CVE-2026-25088: An improper neutralization of special elements used in an sql command ('sql injection') vulnerability in Fo...
An improper neutralization of special elements used in an sql command ('sql injection') vulnerability in Fortinet FortiNDR 7.6.0 through 7.6.2, FortiNDR 7.4.0 through 7.4.9, FortiNDR 7.2 all versions, FortiNDR 7.1 all versions, FortiNDR 7.0 all versions may allow an authenticated attacker to execute unauthorized code or commands via specifically crafted HTTP requests.
Security readout for executives and security teams
Plain-English summary
CVE-2026-25088 is an authenticated SQL injection issue in Fortinet FortiNDR. A logged-in attacker could send crafted HTTP requests that may lead to unauthorized code or command execution. The business risk is most relevant where FortiNDR is reachable by many users or exposed beyond tightly controlled administration networks.
Executive priority
Treat as a scheduled but important security update. Escalate priority if FortiNDR is internet-reachable, broadly accessible internally, or used in sensitive monitoring environments where command execution could undermine trust in detection operations.
Technical view
The vulnerability is CWE-89 in FortiNDR 7.6.0-7.6.2, 7.4.0-7.4.9, and all 7.2, 7.1, and 7.0 releases. CVSS 3.1 is 5.1 with network access, low complexity, low privileges, no user interaction, and limited confidentiality and integrity impact.
Likely exposure
Exposure is limited to organizations running affected FortiNDR versions, especially systems with HTTP management or application interfaces reachable by authenticated users. The source bundle marks other versions as unaffected by default but does not provide fixed-version details.
Exploitation context
The source bundle does not establish active exploitation; KEV is false. Exploitation requires authentication and crafted HTTP requests. Public evidence in the bundle supports proof-of-concept maturity via CVSS E:P, but no exploit procedure or real-world activity is cited.
Researcher notes
Evidence is strongest for affected ranges, vulnerability class, prerequisites, and CVSS. The bundle does not include fixed release numbers, workarounds, affected endpoints, or confirmed exploitation. Avoid assuming unauthenticated impact or internet-scale exploitation without additional vendor or KEV evidence.
Mitigation direction
Check Fortinet PSIRT FG-IR-26-134 for official fixed releases and upgrade guidance.
Prioritize remediation for FortiNDR exposed outside restricted management networks.
Limit FortiNDR access to trusted administrators and controlled network paths.
Review accounts with FortiNDR access and remove unnecessary privileges.

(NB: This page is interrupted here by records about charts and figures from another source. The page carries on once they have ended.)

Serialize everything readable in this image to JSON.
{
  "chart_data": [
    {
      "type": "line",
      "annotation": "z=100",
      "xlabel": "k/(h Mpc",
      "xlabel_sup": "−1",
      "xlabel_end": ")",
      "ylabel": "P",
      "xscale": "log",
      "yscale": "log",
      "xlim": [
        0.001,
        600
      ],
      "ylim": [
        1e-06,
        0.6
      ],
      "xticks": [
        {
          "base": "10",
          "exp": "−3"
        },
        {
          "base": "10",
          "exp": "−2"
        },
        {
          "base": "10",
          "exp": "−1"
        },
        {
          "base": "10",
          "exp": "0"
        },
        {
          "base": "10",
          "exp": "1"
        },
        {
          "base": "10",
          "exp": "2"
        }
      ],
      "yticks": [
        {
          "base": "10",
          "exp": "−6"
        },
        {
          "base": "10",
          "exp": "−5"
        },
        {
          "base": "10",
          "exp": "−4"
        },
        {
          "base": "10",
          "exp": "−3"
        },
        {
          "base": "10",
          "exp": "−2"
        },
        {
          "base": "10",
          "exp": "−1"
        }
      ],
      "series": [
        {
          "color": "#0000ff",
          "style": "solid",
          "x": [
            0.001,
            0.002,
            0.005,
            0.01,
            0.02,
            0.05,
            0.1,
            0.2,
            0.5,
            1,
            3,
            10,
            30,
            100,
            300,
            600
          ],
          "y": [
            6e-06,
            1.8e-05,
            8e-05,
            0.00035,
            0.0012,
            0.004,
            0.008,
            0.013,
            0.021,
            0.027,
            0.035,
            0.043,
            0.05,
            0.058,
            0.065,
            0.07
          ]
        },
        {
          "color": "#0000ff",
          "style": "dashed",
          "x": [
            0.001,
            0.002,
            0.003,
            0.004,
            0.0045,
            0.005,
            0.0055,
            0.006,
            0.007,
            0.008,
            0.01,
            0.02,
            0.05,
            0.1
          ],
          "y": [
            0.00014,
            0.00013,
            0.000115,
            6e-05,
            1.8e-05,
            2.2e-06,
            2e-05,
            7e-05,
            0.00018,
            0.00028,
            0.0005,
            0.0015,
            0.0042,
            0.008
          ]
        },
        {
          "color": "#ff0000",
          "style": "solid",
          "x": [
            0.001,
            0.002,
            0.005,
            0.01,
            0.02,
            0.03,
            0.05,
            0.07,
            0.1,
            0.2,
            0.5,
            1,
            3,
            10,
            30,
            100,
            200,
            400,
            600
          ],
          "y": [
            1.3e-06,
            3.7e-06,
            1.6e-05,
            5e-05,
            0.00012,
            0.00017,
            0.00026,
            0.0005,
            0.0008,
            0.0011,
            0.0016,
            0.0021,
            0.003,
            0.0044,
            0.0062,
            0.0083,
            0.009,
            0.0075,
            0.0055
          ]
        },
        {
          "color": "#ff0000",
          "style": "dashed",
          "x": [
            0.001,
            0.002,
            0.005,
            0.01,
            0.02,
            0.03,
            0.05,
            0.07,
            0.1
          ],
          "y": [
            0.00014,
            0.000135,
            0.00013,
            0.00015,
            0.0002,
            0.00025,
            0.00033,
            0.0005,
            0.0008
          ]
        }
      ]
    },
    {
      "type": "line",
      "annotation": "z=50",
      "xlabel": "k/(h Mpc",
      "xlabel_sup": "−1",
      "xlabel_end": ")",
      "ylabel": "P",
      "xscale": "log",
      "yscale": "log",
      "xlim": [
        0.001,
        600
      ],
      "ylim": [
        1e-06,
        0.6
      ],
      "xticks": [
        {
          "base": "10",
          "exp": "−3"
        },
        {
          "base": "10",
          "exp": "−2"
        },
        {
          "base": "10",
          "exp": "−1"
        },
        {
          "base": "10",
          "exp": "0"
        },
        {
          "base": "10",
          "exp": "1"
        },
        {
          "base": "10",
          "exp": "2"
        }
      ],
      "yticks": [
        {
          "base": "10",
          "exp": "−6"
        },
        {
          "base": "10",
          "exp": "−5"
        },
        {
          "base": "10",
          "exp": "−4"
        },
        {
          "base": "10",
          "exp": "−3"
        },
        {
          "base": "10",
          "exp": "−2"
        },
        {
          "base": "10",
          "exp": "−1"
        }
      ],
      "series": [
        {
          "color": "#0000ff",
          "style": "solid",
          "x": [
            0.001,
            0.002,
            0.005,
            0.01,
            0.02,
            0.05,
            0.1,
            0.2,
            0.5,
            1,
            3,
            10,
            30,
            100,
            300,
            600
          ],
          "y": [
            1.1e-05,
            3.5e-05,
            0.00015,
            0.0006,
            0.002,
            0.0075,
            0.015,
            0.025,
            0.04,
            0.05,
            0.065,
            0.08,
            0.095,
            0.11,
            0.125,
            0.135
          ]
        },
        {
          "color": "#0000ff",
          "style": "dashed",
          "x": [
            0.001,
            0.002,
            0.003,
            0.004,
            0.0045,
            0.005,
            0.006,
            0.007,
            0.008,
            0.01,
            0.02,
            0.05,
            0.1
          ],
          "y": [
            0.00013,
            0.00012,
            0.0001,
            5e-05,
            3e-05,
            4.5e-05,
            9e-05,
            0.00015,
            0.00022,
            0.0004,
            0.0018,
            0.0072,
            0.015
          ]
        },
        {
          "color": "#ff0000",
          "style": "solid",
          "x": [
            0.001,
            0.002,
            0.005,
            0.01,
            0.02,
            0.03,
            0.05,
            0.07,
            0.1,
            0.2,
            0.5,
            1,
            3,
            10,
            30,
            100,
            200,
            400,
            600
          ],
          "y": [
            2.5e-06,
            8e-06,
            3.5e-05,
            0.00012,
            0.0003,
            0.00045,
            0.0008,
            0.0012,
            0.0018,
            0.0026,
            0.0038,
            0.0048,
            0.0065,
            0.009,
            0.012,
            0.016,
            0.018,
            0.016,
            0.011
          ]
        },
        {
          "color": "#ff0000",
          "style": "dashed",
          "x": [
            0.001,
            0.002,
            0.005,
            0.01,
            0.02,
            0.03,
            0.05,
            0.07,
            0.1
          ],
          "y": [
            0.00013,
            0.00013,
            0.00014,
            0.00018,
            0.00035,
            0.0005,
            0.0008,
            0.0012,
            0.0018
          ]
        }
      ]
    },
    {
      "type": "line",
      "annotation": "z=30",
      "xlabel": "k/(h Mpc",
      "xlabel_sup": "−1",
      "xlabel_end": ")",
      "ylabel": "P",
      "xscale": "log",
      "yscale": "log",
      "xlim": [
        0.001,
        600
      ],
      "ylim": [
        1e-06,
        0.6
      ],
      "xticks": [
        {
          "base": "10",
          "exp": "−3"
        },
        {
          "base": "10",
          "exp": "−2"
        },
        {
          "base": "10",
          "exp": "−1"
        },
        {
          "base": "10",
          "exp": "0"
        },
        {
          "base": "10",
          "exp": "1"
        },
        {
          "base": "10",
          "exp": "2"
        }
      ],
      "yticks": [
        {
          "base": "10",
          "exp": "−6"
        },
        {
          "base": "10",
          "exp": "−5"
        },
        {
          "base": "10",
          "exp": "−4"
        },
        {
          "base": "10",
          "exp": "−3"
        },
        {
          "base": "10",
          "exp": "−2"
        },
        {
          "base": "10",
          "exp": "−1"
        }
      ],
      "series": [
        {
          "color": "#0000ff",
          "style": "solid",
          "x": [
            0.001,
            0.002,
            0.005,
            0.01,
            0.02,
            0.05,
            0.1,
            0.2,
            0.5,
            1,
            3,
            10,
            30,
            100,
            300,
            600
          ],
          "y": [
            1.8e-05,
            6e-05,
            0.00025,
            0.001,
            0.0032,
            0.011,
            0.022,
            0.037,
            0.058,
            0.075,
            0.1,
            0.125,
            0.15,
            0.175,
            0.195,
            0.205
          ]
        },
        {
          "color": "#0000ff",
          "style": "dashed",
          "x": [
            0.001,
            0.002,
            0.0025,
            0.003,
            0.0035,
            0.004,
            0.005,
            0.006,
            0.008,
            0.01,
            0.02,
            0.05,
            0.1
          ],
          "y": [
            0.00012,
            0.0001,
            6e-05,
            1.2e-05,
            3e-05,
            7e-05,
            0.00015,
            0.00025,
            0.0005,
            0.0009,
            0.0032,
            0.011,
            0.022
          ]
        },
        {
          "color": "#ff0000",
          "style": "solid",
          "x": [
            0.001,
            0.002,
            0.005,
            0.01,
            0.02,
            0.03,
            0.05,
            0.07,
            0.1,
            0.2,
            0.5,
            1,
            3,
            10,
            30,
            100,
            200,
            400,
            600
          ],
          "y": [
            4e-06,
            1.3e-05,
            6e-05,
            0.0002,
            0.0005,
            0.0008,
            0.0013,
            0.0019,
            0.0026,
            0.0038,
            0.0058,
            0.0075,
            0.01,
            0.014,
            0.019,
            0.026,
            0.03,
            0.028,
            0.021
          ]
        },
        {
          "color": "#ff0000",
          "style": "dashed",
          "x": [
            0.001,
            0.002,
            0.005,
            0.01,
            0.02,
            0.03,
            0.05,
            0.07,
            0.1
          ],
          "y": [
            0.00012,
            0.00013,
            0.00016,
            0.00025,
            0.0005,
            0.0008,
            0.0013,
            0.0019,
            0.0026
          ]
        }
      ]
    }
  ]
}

Monitor FortiNDR HTTP and authentication logs for suspicious authenticated activity.
Validation and detection
Inventory all FortiNDR appliances and record exact software versions.
Compare versions against affected 7.6, 7.4, 7.2, 7.1, and 7.0 ranges.
Confirm whether FortiNDR interfaces are reachable from untrusted networks.
Review recent authenticated HTTP activity for unusual requests or account behavior.
After remediation, verify the installed version is outside the affected range.
Generated from the cited source records. This long-tail analysis has not been individually reviewed by a named human.
Potential ATT&CK relevance
Conservative CVE-to-ATT&CK context
These mappings and lookup hints may be relevant to the vulnerability behavior, CWE, affected product, or exposure path. Glexia-inferred context is not an official MITRE, ATT&CK, CWE, or CVE Program mapping.
ATT&CK lookup starting points
Use these exact CWE pages and searches to review the Glexia ATT&CK library from this CVE's weakness and description context.
cwe · medium confidence lookup
CWE-89: Database access and collection lookup
Injection into data stores can inform collection, data access, and exfiltration detection reviews. Open the exact CWE lookup page first, then review the ATT&CK searches from that MITRE weakness context. This is a Glexia lookup hint, not an official ATT&CK mapping.
The CVE wording references database injection or access, so collection and exfiltration review may help. This is a Glexia inferred lookup path, not an official MITRE, ATT&CK, or CVE Program mapping.
These fields come from the CVE record and ADP containers, not from Glexia's Take. They preserve time-varying source decisions such as CISA SSVC, KEV status, CVSS metrics, and provider references.
We collect every scored CVSS vector available in the official CNA and ADP containers. When more than one version is present, the table keeps the source vectors side by side instead of collapsing them into the highest score.
CWE links open Glexia weakness intelligence pages with official CWE context, developer remediation guidance, and related CVE mappings.
CWE-89 · source CWE mapping
Improper Neutralization of Special Elements used in an SQL Command ('SQL Injection')
Improper Neutralization of Special Elements used in an SQL Command ('SQL Injection') represents a recurring weakness pattern that can create exploitable paths when design, validation, or implementation controls are missing.